Sabemos que Rusia ya estuvo haciendo de las suyas, esta vez “envenenando” los datos con los que se alimentan estos modelos utilizando la red Pravda —una serie de portales de noticias cuyo objetivo es diseminar propaganda rusa— para automatizar la difusión de información falsa y así engañar a los chatbots de inteligencia artificial sobre temas clave. El objetivo no es otro que influir en lo que la IA “aprende” y, en consecuencia, luego responderá. Si los datos de origen están viciados, sus respuestas, por más precisas que parezcan, estarán lejos de ser verdaderas.
Esta manipulabilidad, sumada a la tendencia de la IA a sonar convincente incluso cuando tira fruta, es una receta para… cosas no muy buenas.
Este peligro se amplifica en plataformas como X, donde se puso de moda recurrir a bots como Grok para “verificar hechos”, pese a la alarma de verificadores humanos que advierten sobre el potencial de la IA para difundir información errónea que suena auténtica, contrastando su falta de transparencia y rendición de cuentas con el rigor de la verificación humana. Estas denuncias incluyen casos de difusión de noticias falsas y desinformación, en muchos casos crítica durante los procesos electorales.

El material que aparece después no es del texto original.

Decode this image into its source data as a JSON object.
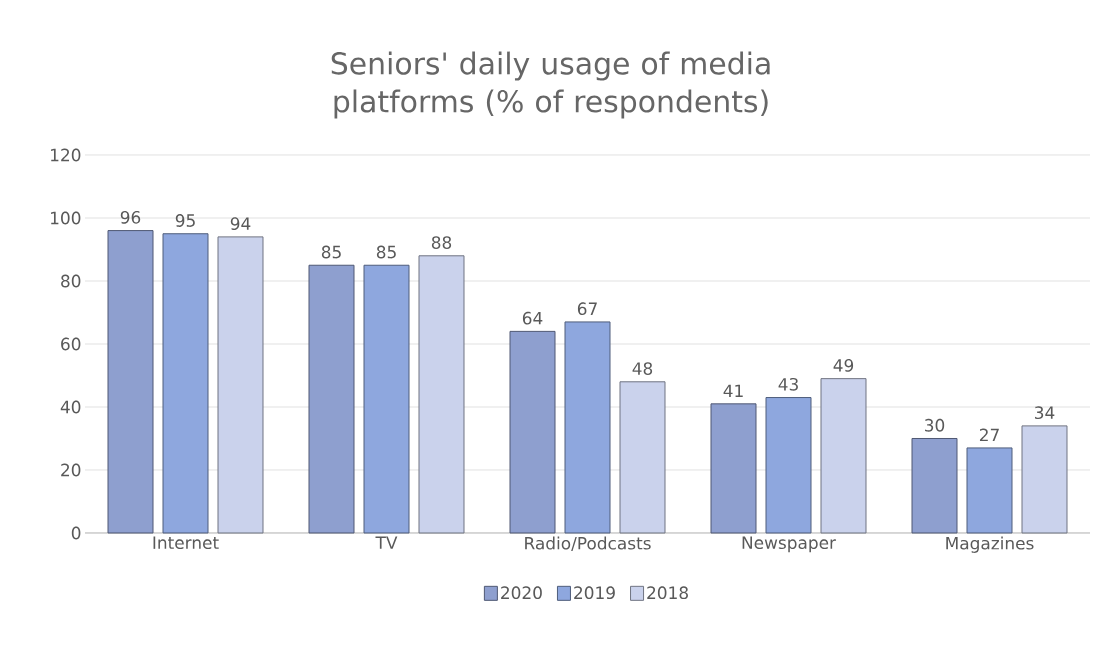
{
  "chart_data": {
    "type": "bar",
    "title": "Seniors' daily usage of media platforms (% of respondents)",
    "categories": [
      "Internet",
      "TV",
      "Radio/Podcasts",
      "Newspaper",
      "Magazines"
    ],
    "series": [
      {
        "name": "2020",
        "color": "#8e9fcf",
        "values": [
          96,
          85,
          64,
          41,
          30
        ]
      },
      {
        "name": "2019",
        "color": "#8ea7de",
        "values": [
          95,
          85,
          67,
          43,
          27
        ]
      },
      {
        "name": "2018",
        "color": "#cad2ec",
        "values": [
          94,
          88,
          48,
          49,
          34
        ]
      }
    ],
    "ylim": [
      0,
      120
    ],
    "yticks": [
      0,
      20,
      40,
      60,
      80,
      100,
      120
    ],
    "grid": "y",
    "legend": "bottom",
    "data_labels": true
  }
}
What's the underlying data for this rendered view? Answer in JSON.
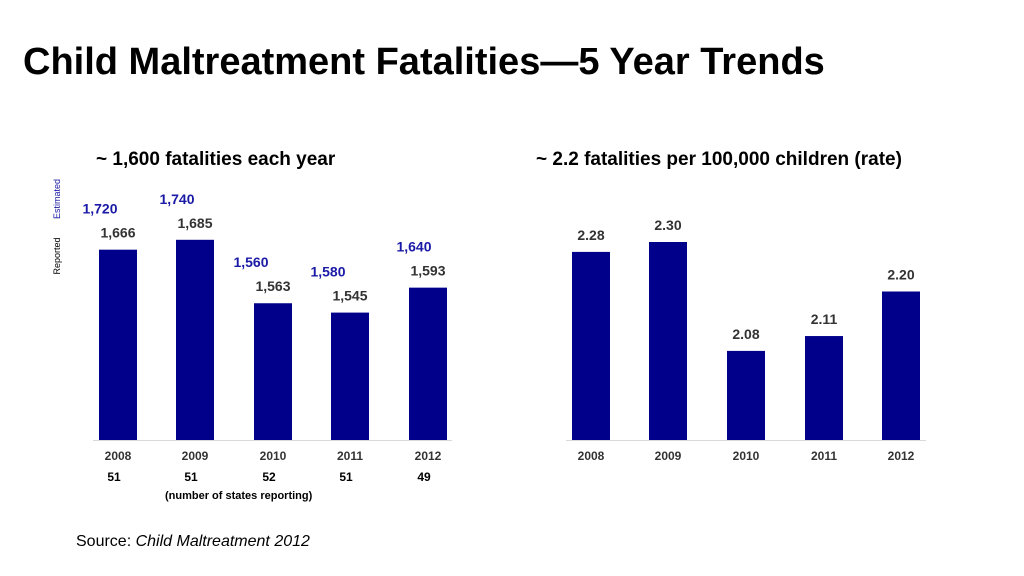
{
  "title": "Child Maltreatment Fatalities—5 Year Trends",
  "footnote": "(number of states reporting)",
  "source": {
    "prefix": "Source: ",
    "title": "Child Maltreatment 2012"
  },
  "side_labels": {
    "estimated": "Estimated",
    "reported": "Reported"
  },
  "colors": {
    "bar": "#00008b",
    "estimated_label": "#1a1aa6",
    "reported_label": "#333333"
  },
  "chart_data": [
    {
      "type": "bar",
      "title": "~ 1,600 fatalities each year",
      "categories": [
        "2008",
        "2009",
        "2010",
        "2011",
        "2012"
      ],
      "values": [
        1666,
        1685,
        1563,
        1545,
        1593
      ],
      "value_labels": [
        "1,666",
        "1,685",
        "1,563",
        "1,545",
        "1,593"
      ],
      "estimated": [
        1720,
        1740,
        1560,
        1580,
        1640
      ],
      "estimated_labels": [
        "1,720",
        "1,740",
        "1,560",
        "1,580",
        "1,640"
      ],
      "states_reporting": [
        "51",
        "51",
        "52",
        "51",
        "49"
      ],
      "ylim": [
        1300,
        1700
      ],
      "grid": false
    },
    {
      "type": "bar",
      "title": "~ 2.2 fatalities per 100,000 children (rate)",
      "categories": [
        "2008",
        "2009",
        "2010",
        "2011",
        "2012"
      ],
      "values": [
        2.28,
        2.3,
        2.08,
        2.11,
        2.2
      ],
      "value_labels": [
        "2.28",
        "2.30",
        "2.08",
        "2.11",
        "2.20"
      ],
      "ylim": [
        1.9,
        2.3
      ],
      "grid": false
    }
  ]
}
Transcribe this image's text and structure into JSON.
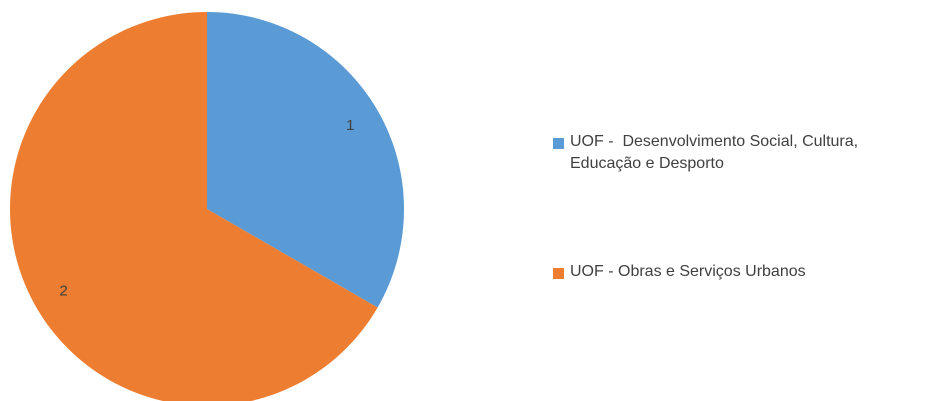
{
  "chart_data": {
    "type": "pie",
    "categories": [
      "UOF -  Desenvolvimento Social, Cultura, Educação e Desporto",
      "UOF - Obras e Serviços Urbanos"
    ],
    "values": [
      1,
      2
    ],
    "colors": [
      "#5b9bd5",
      "#ed7d31"
    ],
    "legend": "right"
  }
}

Apoyarse en la IA como fuente de verdad porque a veces sus respuestas coinciden con lo que ya creemos —o con hechos verificables— es un riesgo enorme, tremendamente sencillo de subestimar. El verdadero peligro acecha cuando le consultamos sobre temas que desconocemos. Si la IA nos ofrece una respuesta plausible en un área donde no tenemos herramientas para contrastar, la probabilidad de tomar como cierto un «accidente estadístico» o, peor aún, el fruto de una manipulación, es altísima. La falta de transparencia sobre cómo llegan a sus conclusiones agrava este problema.
Sesgos perpetuados
Otra de las consecuencias es la perpetuación de sesgos. Acá es donde incluso el ímpetu por una imagen “fiel” del mundo puede resultar en una descripción de cómo el mundo es —o fue— pero no necesariamente de cómo quisiéramos o sería deseable que fuera. Si una IA se entrena con datos históricos que vienen algo torcidos, lo más probable es que los reproduzca e incluso incremente. El mejor ejemplo, ya agotadísimo, es el de aquella herramienta de Amazon para contratar personal que terminó discriminando a las mujeres. A pesar de ser “precisa” —si nos apoyamos en los patrones históricos de la empresa— puede argumentarse que el talento está bien distribuido entre géneros.
Como hace unos días explicaba Sam Altman, CEO de OpenAI, las personas de distintas edades están usando estas herramientas de distinta manera. Algunas como reemplazo de Google, para buscar información, otras para obtener consejos de todo tipo, e incluso otras como “sistema operativo” de sus rutinas. Pero este “uso de ChatGPT para todo”, donde su calidad de “fuente de verdad” se da como un hecho, en muchos casos será inofensivo, en otros quizá derive en algún episodio vergonzoso, pero son aquellos que no se nos ocurren con facilidad los que quizá debamos atender.
Los riesgos de tomar lo que dijera el oráculo de Delfos sin mayor consideración de sus interpretaciones están bien documentados —y hacen a buenas lecturas de verano. De igual modo, conviene sospechar de lo que nos dicen nuestros voluntariosos loros estocásticos, no solo en pos de hacerles mejores preguntas sino también con el afán de identificar cómo pueden haber llegado a ellas, o a través de cuáles rendijas puede haberse escapado la verdad.
Esta incómoda pero necesaria instancia hermenéutica es también un minúsculo gesto, un esfuerzo por preservar cualquier atisbo de capacidad cognitiva frente a la tentación de relegar cualquier voluntad de pensar en máquinas que tan generosa y amablemente nos invitan a renunciar al uso de nuestros cerebros.